Is there a way to find the parameters $$A, B, \alpha, x_0, y_0$$ for the ellipse formula $$\frac{(x \cos\alpha+y\sin\alpha-x_0\cos\alpha-y_0\sin\alpha)^2}{A^2}+\frac{(-x \sin\alpha+y\cos\alpha+x_0\sin\alpha-y_0\cos\alpha)^2}{B^2}=1$$ given five points of the ellipse?
Here is one way to determine the equation of an ellipse given 5 points. (From there, you can work out the parameters that you want.)
Every ellipse has the form $ax^2+bxy+cy^2+dx+ey+f=0$. We'll find $a,b,c,d,e,f$ given 5 points.
Let $(p_1,q_1),\dots,(p_5,q_5)$ be your 5 points. Consider the following linear equations in the variables $a,b,c,d,e,f$: $ax^2+bxy+cy^2+dx+ey+f=0$, $ap_1^2+bp_1q_1+cq_1^2+dp_1+eq_1+f = 0$,...,$ap_5^2+bp_5q_5+cq_5^2+dp_5+eq_5+f = 0$. Note that we're treating $x^2, xy,y^2,x,y,1$ as coefficients in the first equation. Similarly, $p_i^2,p_iq_i, q_i^2, p_i,q_i,1$ are coefficients in the remaining 5 equations.

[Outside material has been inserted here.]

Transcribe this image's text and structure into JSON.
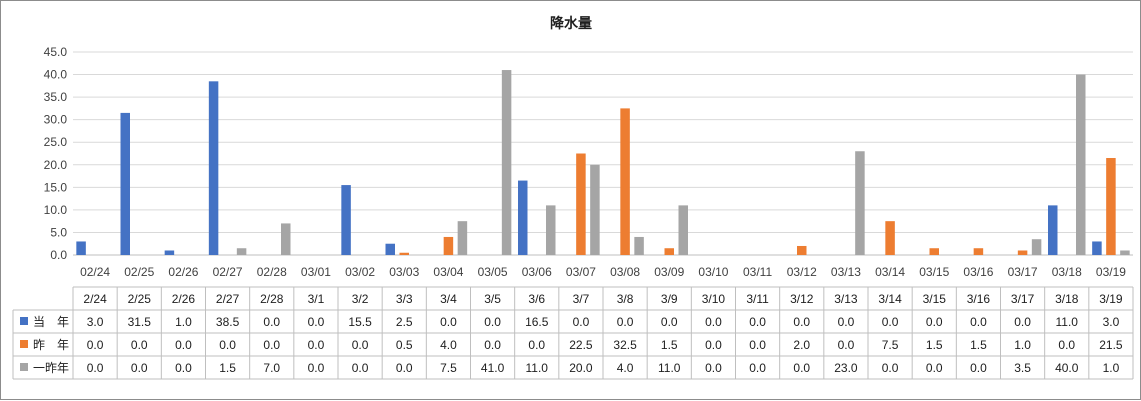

Since all 5 points lie on the same ellipse, the above linear equations must have common solution. From this, we see that the equation of the ellipse is given by setting the determinant of the matrix of coefficients of the above 6 equations to $0$.
What jrajchgot said, but written as a determinant... The conic section passing through the five points $(p_1,q_1),\dots,(p_5,q_5)$ has equation $ax^2+bxy+cy^2+dx+ey+f=0$ which may be written as the determinant equation $$\left|\begin{array} &x^2 & xy & y^2 & x & y & 1 \\ p_1^2 & p_1q_1 & q_1^2 & p_1 & q_1 & 1 \\ p_2^2 & p_2q_2 & q_2^2 & p_2 & q_2 & 1 \\ p_3^2 & p_3q_3 & q_3^2 & p_3 & q_3 & 1 \\ p_4^2 & p_4q_4 & q_4^2 & p_4 & q_4 & 1 \\ p_5^2 & p_5q_5 & q_5^2 & p_5 & q_5 & 1 \end{array}\right| = 0$$